Detective Sergeant George Baddeley, who succeeded Barritt as head of the Mildura detectives unit in the 1970s, told Broken Rites that Sergeant Barritt caught a criminal who received stolen property but he let the offender off if he made a donation to the church rebuilding fund.

Sergeant Barritt forced a Mildura illegal SP bookmaker to give Day a weekly donation in the form of a "winning bet" on the last race.

A new bishop admits that Broken Rites is right

Bishop Ronald Mulkearns retired in 1997. His successor, Bishop Peter Connors, told the Melbourne "Herald Sun" (14 February 2006) that ex-detective Denis Ryan has his sympathy and that he should receive an apology.

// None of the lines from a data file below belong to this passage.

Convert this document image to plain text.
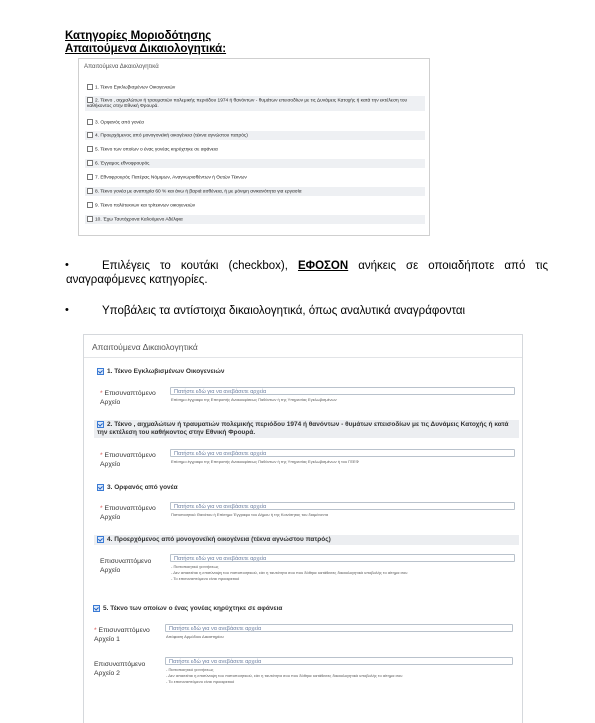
Κατηγορίες Μοριοδότησης
Απαιτούμενα Δικαιολογητικά:
Απαιτούμενα Δικαιολογητικά
1. Τέκνο Εγκλωβισμένων Οικογενειών
2. Τέκνο , αιχμαλώτων ή τραυματιών πολεμικής περιόδου 1974 ή θανόντων - θυμάτων επεισοδίων με τις Δυνάμεις Κατοχής ή κατά την εκτέλεση του καθήκοντος στην Εθνική Φρουρά.
3. Ορφανός από γονέα
4. Προερχόμενος από μονογονεϊκή οικογένεια (τέκνα αγνώστου πατρός)
5. Τέκνο των οποίων ο ένας γονέας κηρύχτηκε σε αφάνεια
6. Έγγαμος εθνοφρουρός
7. Εθνοφρουρός Πατέρας Νόμιμων, Αναγνωρισθέντων ή Θετών Τέκνων
8. Τέκνο γονέα με αναπηρία 60 % και άνω ή βαριά ασθένεια, ή με μόνιμη ανικανότητα για εργασία
9. Τέκνο πολύτεκνων και τρίτεκνων οικογενειών
10. Έχω Ταυτόχρονα Καλούμενο Αδέλφια
•	Επιλέγεις το κουτάκι (checkbox), ΕΦΟΣΟΝ ανήκεις σε οποιαδήποτε από τις αναγραφόμενες κατηγορίες.
•	Υποβάλεις τα αντίστοιχα δικαιολογητικά, όπως αναλυτικά αναγράφονται
Απαιτούμενα Δικαιολογητικά
1. Τέκνο Εγκλωβισμένων Οικογενειών
* Επισυναπτόμενο Αρχείο
Πατήστε εδώ για να ανεβάσετε αρχεία
Επίσημο έγγραφο της Επιτροπής Ανακουφίσεως Παθόντων ή της Υπηρεσίας Εγκλωβισμένων
2. Τέκνο , αιχμαλώτων ή τραυματιών πολεμικής περιόδου 1974 ή θανόντων - θυμάτων επεισοδίων με τις Δυνάμεις Κατοχής ή κατά την εκτέλεση του καθήκοντος στην Εθνική Φρουρά.
* Επισυναπτόμενο Αρχείο
Πατήστε εδώ για να ανεβάσετε αρχεία
Επίσημο έγγραφο της Επιτροπής Ανακουφίσεως Παθόντων ή της Υπηρεσίας Εγκλωβισμένων ή του ΓΕΕΦ
3. Ορφανός από γονέα
* Επισυναπτόμενο Αρχείο
Πατήστε εδώ για να ανεβάσετε αρχεία
Πιστοποιητικό Θανάτου ή Επίσημο Έγγραφο του Δήμου ή της Κοινότητας του διαμένοντα
4. Προερχόμενος από μονογονεϊκή οικογένεια (τέκνα αγνώστου πατρός)
Επισυναπτόμενο Αρχείο
Πατήστε εδώ για να ανεβάσετε αρχεία
- Πιστοποιητικό γεννήσεως
- Δεν απαιτείται η επισύναψη του πιστοποιητικού, εάν η ταυτότητα σου που δόθηκε κατάθεσες δικαιολογητικά υποβολής το αίτημα σου
- Το επισυναπτόμενο είναι προαιρετικό
5. Τέκνο των οποίων ο ένας γονέας κηρύχτηκε σε αφάνεια
* Επισυναπτόμενο Αρχείο 1
Πατήστε εδώ για να ανεβάσετε αρχεία
Απόφαση Αρμόδιου Δικαστηρίου
Επισυναπτόμενο Αρχείο 2
Πατήστε εδώ για να ανεβάσετε αρχεία
- Πιστοποιητικό γεννήσεως
- Δεν απαιτείται η επισύναψη του πιστοποιητικού, εάν η ταυτότητα σου που δόθηκε κατάθεσες δικαιολογητικά υποβολής το αίτημα σου
- Το επισυναπτόμενο είναι προαιρετικό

Connors said he had met a few of Day's victims. He said he believed Monsignor John Day had sexually assaulted young boys and girls in his custody.

"I am convinced Monsignor Day was an offender," Connors said.

Broken Rites believes that this admission by the hierarchy comes far too late. We are outraged that the church authorities protected and supported Monsignor John Day until the end of his days.

Footnote

Here is a list of Monsignor John Day's parish appointments (Broken Rites compiled this list by combing through the annual Catholic directories in the State Library of Victoria):-

Colac (St Mary's parish) 1936-9,

Ararat (Immaculate Conception parish) 1940-9,

Horsham (Saints Michael and John parish) 1950-1,

Beech Forest parish 1952-3,

Apollo Bay (Our Lady Star of the Sea parish) 1954-6,

Mildura (Sacred Heart parish) 1957-72 and

Timboon (St Joseph's parish) 1973-8.